BFM Business
Services

Cyberdéfense: le gouvernement veut s'attaquer au maillon faible des sous-traitants des industriels

Cet accord entre l'exécutif et 8 groupes industriels doit permettre de mieux échanger les informations et les bonnes pratiques notamment sur la sécurisation des sous-traitants contre les cyberattaques.

La cyber-attaque de janvier dernier contre Airbus a laissé des traces. En juin dernier, Asco, un autre sous-traitant de l'avionneur européen, faisait aussi les frais d’une intrusion sur son réseau. Même chose pour Altran. Il est notamment apparu que les sous-traitants qui fournissent ce type de géants industriels deviennent des vecteurs d'attaque car ils sont moins sécurisés que leurs clients.

Lors des Assises de la sécurité qui se sont tenues du 9 au 12 octobre dernier, Guillaume Poupard, directeur général de l’Agence nationale pour la sécurité des systèmes informatiques (Anssi) s'inquiétait de cette nouvelle tendance. "A force de sécuriser les grands groupes, les attaquants passent de plus en plus par les fournisseurs ou les sous-traitants qui ont un accès privilégié à leurs systèmes d’information". 

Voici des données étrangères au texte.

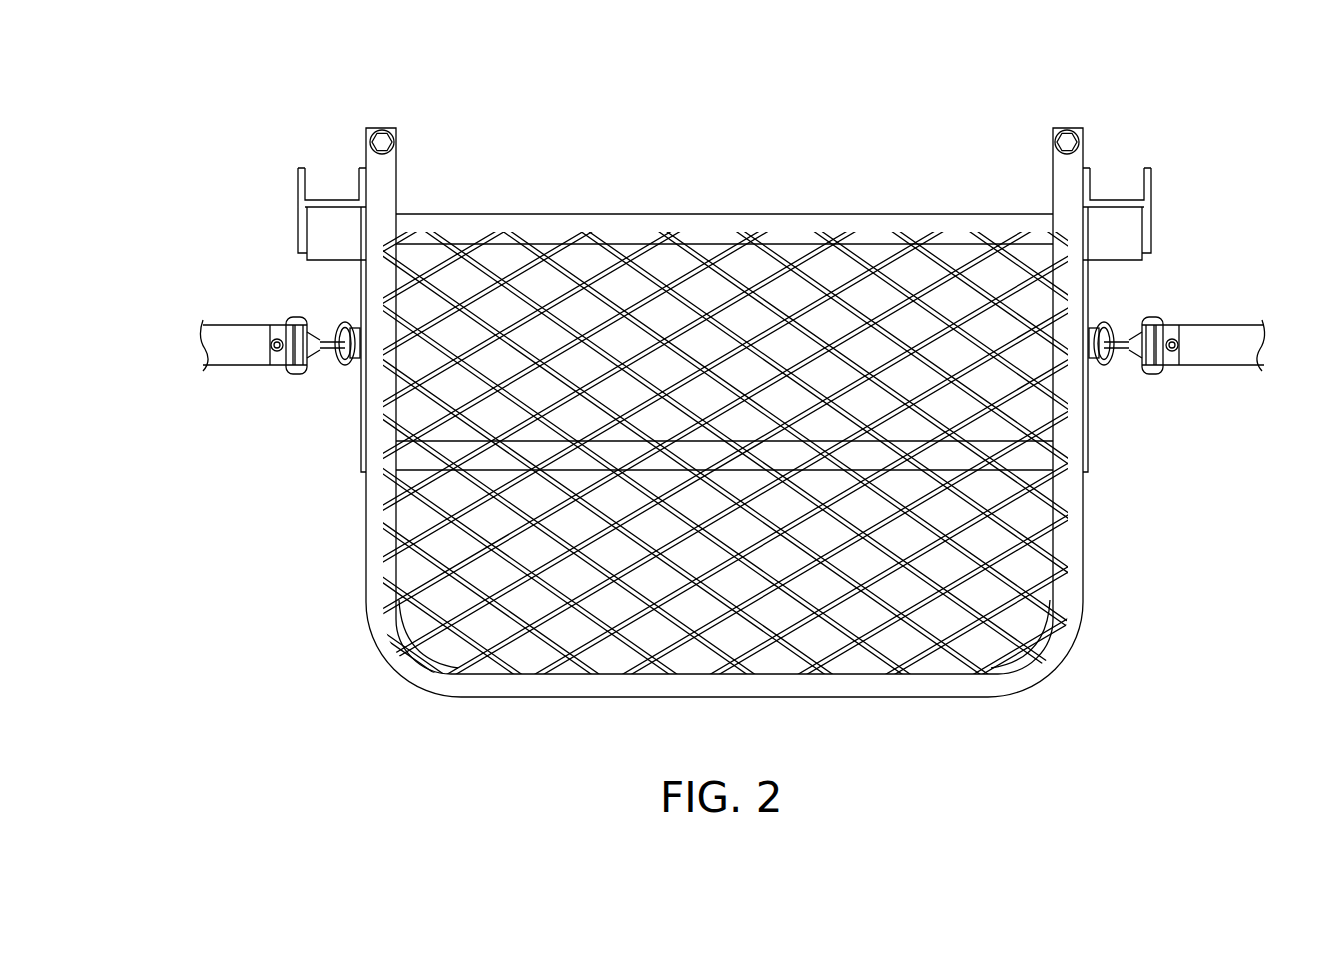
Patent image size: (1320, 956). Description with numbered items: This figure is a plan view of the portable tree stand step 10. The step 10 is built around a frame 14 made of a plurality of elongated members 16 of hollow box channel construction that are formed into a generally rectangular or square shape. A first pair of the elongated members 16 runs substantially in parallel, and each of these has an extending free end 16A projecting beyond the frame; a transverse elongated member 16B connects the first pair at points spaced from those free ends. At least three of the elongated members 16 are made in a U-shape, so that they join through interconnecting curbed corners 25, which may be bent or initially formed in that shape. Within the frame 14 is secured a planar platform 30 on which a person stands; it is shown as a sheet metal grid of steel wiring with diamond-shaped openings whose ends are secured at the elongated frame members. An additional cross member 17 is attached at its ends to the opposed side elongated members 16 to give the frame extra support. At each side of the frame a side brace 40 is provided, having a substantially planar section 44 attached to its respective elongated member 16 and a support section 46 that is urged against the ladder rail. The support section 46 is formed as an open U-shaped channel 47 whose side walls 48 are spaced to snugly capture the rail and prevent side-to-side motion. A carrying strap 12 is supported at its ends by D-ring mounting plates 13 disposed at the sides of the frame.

The step 10 is at (363, 663).
The strap 12 is at (240, 358).
The D-ring mounting plates 13 is at (342, 370).
The frame 14 is at (610, 688).
The elongated members 16 is at (374, 498).
The extending free ends 16A is at (378, 178).
The elongated member 16B is at (620, 230).
The cross member 17 is at (867, 452).
The curbed corners 25 is at (420, 672).
The planar platform 30 is at (737, 327).
The side braces 40 is at (726, 347).
The planar section 44 is at (360, 455).
The support section 46 is at (724, 177).
The U-shaped channel 47 is at (330, 190).
The side walls 48 is at (1152, 180).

Si la France a pris de nombreuses mesures pour accompagner les entreprises (voire en contraindre certaines, notamment les opérateurs d'intérêt vital) dans leur sécurisation face à des attaques toujours plus nombreuses et sophistiquées, le gouvernement entend aller plus loin pour contrecarrer les cyber-attaques visant les "maîtres d'oeuvre industriels" à travers leurs sous-traitants.

La ministre des Armées Florence Parly doit ainsi signer ce jeudi avec huit de ces groupes (Airbus, ArianeGroup, MBDA, Nexter, Safran, Thalès, Dassault et Naval Group), une convention d'une durée de trois ans.

Il y avait la "nécessité" d'un "engagement plus fort des différentes parties, pour échanger les données, les bonnes pratiques, prendre en compte la chaîne de sous-traitance", explique l'entourage de Florence Parly cité par l'AFP. Cette "convention" se veut un "pas en avant assez conséquent".

Faibles ressources allouées à la sécurité informatique

"Certains maîtres d'oeuvre industriels ne se soucient pas suffisamment de leur sous-traitants et de la manière dont ils traitent les données sensibles", pointe-t-on à l'Hôtel de Brienne, "sans généraliser".

"Depuis quelques années, les grandes entreprises ont considérablement investi dans des solutions de sécurité informatique renforcées et perfectionnées, rendant les intrusions plus difficiles à mener. Ces entreprises sous-traitent beaucoup à de petites et moyennes entreprises (PME) avec lesquelles elles vont échanger des données confidentielles. Mais ces PME ne disposent souvent pas des mêmes dispositifs de cybersécurité que leurs clients : c’est dans cette brèche que vont s’infiltrer les pirates. Les PME sont ainsi particulièrement visées par les cyberattaques en raison de faibles ressources allouées à la sécurité informatique. Ce qui, en plus d’augmenter leur vulnérabilité, rallonge le temps de détection d’une attaque", confirme Alexandra Alguazil, Partner Account Manager France chez Avast (éditeur de sécurité). 

Partager les informations

La convention doit "permettre un partage plus unifié des informations, plus de réactivité aussi", et prévoit notamment des entraînements et exercices communs pour tester le processus de gestion de crise, indique le cabinet de la ministre. "Le champ d'application de cette convention dépasse ce qui existe aujourd'hui, qui est construit assez largement sur la sécurité des systèmes d'information (SSI), ce qui est un petit peu daté et un peu dépassé par rapport aux capacités des attaquants et aux menaces actuelles."

"Il faut basculer dans le monde de la cyberdéfense, qui est beaucoup plus large que la SSI", poursuit la même source. "C'est quelque chose que nous avons fait au ministère des Armées, c'était l'objectif de la création du commandement militaire de la cyberdéfense", (Comcyber) dont le centre de commandement a été inauguré début octobre à Rennes. "On constate qu'il est nécessaire que tous nos partenaires le fassent aussi. C'est une chaîne, le niveau de protection est bon si tous les maillons sont bons."

La cyberdéfense a été érigée au rang de "priorité absolue du ministère des Armées" par Florence Parly, et la Loi de programmation militaire (LPM) 2019-2025 prévoit le recrutement par les armées de 1000 cybercombattants supplémentaires pour atteindre un effectif de 4000 personnes d'ici sept ans.